China faces international clamour to crack down on North Korea but domestic issues are a priority
The Independent
Jamie Fullerton
5 September, 2017
China is treading a very fine line as the crisis over North Korea’s nuclear ambitions continues to escalate, condemning its neighbour for its latest missile test but also calling for calm from all sides – and in doing so making it clear to the US it will not be bullied into action it does not want to take.
North Korean leader Kim Jong-un’s “dangerous game of brinkmanship” was admonished by Xinhua, China’s official news agency. However, this was followed by the assertion that the US’s “belligerent tone and military exercises on DPRK’s [Democratic People’s Republic of Korea, as China officially refers to North Korea] doorstep ate into Pyongyang’s sense of security.” This, Xinhua suggested, was what prompted the nuclear test that caused as many political tremors as it did physical ones.
Geng Shuang, China’s Foreign Ministry spokesman, said that China made “stern representations” with North Korean diplomats following the blast. He also said, on the same day the US envoy to the United Nations called for the “strongest possible measures” against Kim Jong-un’s regime, that all parties should “refrain from further escalating tensions”.
The timing of the latest flare-up could not be worse for China’s President Xi Jinping, as it came in the middle of a meeting on Sunday with world leaders from Russia, India, Brazil and South Africa in the Chinese city of Xiamen, as part of a BRICS nations summit which continues today.
Similarly, last May Kim Jong-un fired off a ballistic missile hours before Mr Xi spoke to world leaders in Beijing. Peter Hayes, director of the North Korea-specialising Nautilus Institute research group, told The New York Times: “Kim knows that Xi has the real power to affect the calculus in Washington. He’s putting pressure on China to say to Trump: ‘You have to sit down with Kim Jong-un’.”
Indeed, war between North Korea and the US plus its allies would be disastrous for all involved in terms of lives lost, but China believes it has the most to lose politically. The collapse of the Kim dictatorship would cause millions of North Korean refugees to flee to China, and US troops could be based in a reunified Korea bordering China: something Mr Xi would not tolerate.
Yet, it is domestic issues currently dominate the agenda for Mr Xi. The Communist Party’s 19th National Congress will convene in Beijing in mid-October, with Mr Xi set to be pre-occupied with placing trusting allies in the Party’s key decision-making Politburo, as well as accepting a second five-year term. Calm is the aim ahead of the meeting so China would like as little international strife as possible.
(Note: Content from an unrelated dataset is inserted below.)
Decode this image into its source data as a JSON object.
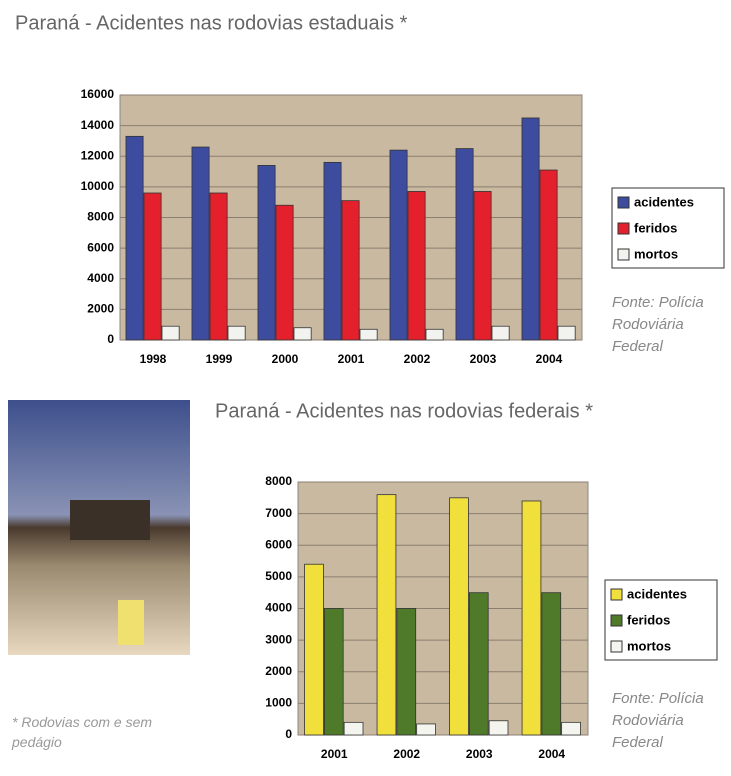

“China will never allow chaos and war on the [Korean] peninsula,” said Liu Jieyi, the Chinese ambassador to the UN, as he called for nations to respond to its joint proposal with Russia that North Korea stop its military actions in return for the US stopping military exercises with South Korea.
In a dig about Mr Trump’s threat to impose harsher sanctions on countries that trade with North Korea – namely China as Pyongyang’s biggest trading partner – the newspaper added: “If the US is not able to tame North Korea, how can it force big powers such as China and Russia to yield to its demands through sanctions and deterrence?”
Mr Xi will have hated the timing of the latest step on Mr Kim’s road to helming full nuclear capability, as much as the tough talk it drew from the US. But North Korea’s collapse – due to war or China crippling the country’s supply chains – will likely remain almost as unthinkable for him as it did before Sunday.